On Monday 19. December 2016 21.14.22 Charles Cossé wrote:
I was not referring to legalities, but responding to your claim that I was somehow forbidding them to learn how the program works. If you have the complete source in-hand then you have the ability to learn how it works. Your statement remains factually incorrect.
But perhaps the point is that learning how something works may not be sufficient. What if you want to apply that knowledge?
What if you want to modify a program teaching letters and words, for example, to teach a different alphabet or a different language than the one supported? Will the author let you do this or will they bring a case of copyright infringement? What if you ask the author to support those things and they refuse?

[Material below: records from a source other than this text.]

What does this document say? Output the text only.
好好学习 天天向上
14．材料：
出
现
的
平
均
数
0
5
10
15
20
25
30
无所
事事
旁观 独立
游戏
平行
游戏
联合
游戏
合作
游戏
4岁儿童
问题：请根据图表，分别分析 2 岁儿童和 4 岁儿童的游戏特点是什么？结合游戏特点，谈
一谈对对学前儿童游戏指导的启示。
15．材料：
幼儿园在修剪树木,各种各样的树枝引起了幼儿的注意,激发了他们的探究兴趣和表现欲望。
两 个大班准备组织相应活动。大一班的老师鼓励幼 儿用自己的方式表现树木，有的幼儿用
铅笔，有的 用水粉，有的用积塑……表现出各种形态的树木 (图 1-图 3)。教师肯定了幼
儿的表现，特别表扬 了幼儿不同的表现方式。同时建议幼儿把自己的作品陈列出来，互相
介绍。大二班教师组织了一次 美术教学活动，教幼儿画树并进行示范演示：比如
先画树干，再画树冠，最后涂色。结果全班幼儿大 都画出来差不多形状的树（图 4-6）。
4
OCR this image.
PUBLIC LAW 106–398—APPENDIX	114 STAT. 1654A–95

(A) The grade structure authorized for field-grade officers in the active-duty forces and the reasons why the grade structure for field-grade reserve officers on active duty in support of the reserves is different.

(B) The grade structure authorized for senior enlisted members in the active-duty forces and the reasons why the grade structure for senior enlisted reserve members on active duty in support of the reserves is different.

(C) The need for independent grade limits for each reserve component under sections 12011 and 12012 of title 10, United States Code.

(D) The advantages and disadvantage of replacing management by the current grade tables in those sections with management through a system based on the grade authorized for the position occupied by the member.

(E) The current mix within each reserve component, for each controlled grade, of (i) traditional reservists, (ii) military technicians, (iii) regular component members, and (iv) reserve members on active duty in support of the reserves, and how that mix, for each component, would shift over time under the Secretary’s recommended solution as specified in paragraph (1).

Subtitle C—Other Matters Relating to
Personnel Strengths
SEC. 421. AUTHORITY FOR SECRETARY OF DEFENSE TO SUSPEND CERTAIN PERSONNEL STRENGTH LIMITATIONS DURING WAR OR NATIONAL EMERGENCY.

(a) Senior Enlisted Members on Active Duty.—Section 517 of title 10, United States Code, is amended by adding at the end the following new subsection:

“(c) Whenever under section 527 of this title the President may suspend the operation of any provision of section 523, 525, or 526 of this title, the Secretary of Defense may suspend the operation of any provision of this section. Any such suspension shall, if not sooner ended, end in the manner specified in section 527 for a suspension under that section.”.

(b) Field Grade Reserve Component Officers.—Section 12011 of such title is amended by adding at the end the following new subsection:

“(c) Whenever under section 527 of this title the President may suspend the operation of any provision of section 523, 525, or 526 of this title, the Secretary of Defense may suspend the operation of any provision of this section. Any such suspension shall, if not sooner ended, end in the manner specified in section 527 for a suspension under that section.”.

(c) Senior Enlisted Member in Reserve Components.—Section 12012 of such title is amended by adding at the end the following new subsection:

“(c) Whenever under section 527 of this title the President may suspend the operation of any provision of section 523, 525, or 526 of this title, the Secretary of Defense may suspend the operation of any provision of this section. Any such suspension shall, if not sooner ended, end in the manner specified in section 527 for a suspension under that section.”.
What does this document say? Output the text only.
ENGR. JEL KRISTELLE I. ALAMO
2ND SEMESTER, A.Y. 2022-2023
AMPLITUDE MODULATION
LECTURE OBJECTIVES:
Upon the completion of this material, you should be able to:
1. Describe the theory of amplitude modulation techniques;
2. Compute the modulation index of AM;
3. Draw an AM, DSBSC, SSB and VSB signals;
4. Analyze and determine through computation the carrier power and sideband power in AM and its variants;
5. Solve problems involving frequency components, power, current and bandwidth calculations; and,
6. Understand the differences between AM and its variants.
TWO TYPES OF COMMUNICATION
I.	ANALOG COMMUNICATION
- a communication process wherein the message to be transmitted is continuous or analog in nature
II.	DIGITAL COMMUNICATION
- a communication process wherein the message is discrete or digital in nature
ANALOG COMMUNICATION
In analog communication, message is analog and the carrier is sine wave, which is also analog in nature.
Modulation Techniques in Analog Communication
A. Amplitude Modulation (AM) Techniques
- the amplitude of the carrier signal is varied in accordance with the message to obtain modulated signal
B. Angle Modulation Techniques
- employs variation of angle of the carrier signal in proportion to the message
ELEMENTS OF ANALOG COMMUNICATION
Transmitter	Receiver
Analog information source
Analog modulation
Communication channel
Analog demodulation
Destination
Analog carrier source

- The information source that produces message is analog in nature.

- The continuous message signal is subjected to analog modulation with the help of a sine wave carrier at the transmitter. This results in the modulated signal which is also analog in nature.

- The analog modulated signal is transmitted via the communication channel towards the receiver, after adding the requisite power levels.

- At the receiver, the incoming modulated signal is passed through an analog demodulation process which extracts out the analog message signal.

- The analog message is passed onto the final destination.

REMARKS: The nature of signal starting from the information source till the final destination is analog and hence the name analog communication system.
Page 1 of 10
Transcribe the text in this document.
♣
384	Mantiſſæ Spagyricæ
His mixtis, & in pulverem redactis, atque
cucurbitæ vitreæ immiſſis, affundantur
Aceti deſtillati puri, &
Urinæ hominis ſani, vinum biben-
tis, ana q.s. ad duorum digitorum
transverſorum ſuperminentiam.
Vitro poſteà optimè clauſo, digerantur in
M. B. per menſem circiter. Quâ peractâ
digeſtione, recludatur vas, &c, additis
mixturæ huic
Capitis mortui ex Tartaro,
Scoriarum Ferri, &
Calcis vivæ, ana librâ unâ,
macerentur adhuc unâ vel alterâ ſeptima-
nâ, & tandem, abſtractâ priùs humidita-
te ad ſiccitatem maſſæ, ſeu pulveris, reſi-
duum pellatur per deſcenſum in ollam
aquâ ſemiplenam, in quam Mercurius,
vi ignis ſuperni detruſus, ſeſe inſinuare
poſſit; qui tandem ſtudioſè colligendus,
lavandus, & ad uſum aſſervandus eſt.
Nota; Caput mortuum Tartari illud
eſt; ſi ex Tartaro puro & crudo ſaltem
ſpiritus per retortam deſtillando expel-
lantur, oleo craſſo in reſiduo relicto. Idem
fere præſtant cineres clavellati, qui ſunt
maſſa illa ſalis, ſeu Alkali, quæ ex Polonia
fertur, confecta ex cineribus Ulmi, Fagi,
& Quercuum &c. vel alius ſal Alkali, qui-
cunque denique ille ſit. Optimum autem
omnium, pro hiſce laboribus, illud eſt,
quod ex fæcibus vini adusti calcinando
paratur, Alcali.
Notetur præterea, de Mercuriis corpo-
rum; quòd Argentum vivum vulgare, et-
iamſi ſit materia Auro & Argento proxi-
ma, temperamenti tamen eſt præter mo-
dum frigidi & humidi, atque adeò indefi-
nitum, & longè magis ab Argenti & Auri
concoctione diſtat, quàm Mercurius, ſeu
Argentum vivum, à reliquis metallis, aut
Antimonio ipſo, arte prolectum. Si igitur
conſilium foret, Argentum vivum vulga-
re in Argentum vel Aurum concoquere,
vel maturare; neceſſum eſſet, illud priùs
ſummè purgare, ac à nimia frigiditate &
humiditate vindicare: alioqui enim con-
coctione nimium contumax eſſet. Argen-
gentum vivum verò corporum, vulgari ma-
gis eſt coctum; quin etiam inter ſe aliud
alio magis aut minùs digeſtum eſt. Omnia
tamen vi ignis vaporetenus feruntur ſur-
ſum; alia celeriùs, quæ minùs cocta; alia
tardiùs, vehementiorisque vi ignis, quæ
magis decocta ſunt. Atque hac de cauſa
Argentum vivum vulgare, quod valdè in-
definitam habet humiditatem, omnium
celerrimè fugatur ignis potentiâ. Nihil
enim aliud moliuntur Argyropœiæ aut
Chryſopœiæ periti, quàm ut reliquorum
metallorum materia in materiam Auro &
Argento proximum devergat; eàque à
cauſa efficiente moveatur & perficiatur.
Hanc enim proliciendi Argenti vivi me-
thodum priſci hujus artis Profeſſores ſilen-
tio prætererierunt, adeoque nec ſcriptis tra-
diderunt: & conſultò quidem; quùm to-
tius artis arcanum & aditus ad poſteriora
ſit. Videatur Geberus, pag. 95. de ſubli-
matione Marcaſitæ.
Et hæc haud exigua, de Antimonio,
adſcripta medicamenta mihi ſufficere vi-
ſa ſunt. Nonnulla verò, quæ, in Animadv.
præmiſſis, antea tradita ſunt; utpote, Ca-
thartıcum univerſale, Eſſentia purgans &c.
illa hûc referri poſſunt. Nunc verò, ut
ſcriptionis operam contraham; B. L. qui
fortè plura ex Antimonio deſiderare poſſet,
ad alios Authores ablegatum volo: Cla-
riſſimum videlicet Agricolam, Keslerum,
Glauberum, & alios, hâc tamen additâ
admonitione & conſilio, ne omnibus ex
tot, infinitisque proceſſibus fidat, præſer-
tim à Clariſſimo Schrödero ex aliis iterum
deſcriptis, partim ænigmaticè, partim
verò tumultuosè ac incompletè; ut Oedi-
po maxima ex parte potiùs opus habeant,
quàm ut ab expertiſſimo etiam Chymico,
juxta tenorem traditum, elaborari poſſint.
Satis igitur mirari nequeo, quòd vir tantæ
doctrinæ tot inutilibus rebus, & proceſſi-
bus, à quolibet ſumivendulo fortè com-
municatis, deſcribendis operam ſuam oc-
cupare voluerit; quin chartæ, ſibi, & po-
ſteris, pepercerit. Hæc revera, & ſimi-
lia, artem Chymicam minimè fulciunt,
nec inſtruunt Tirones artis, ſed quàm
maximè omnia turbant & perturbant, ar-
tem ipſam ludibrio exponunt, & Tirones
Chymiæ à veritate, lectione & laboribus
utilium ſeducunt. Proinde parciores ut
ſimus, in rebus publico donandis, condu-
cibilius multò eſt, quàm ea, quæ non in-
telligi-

What if you want to write your own program to do the same thing because there aren't any others that might? Does the author then claim that you are infringing their copyright, or failing to prove that, do they threaten you with infringement of their "special patented techniques"?
Yes, it's great that humans are creative and can make things that educate and entertain others, and it is possible to learn things from using proprietary software. But proprietary software can have a corrosive effect, tempting people into acquiring it and then obliging them to continue doing business with companies that exercise the control in the relationship.
Is it ethical to bind educational institutions to purchasing policies that they cannot easily escape, and to see them having to spend money on things because people (teachers/parents/children/management) expect a particular piece of software and then insist on it, regardless of whether it remains the right choice?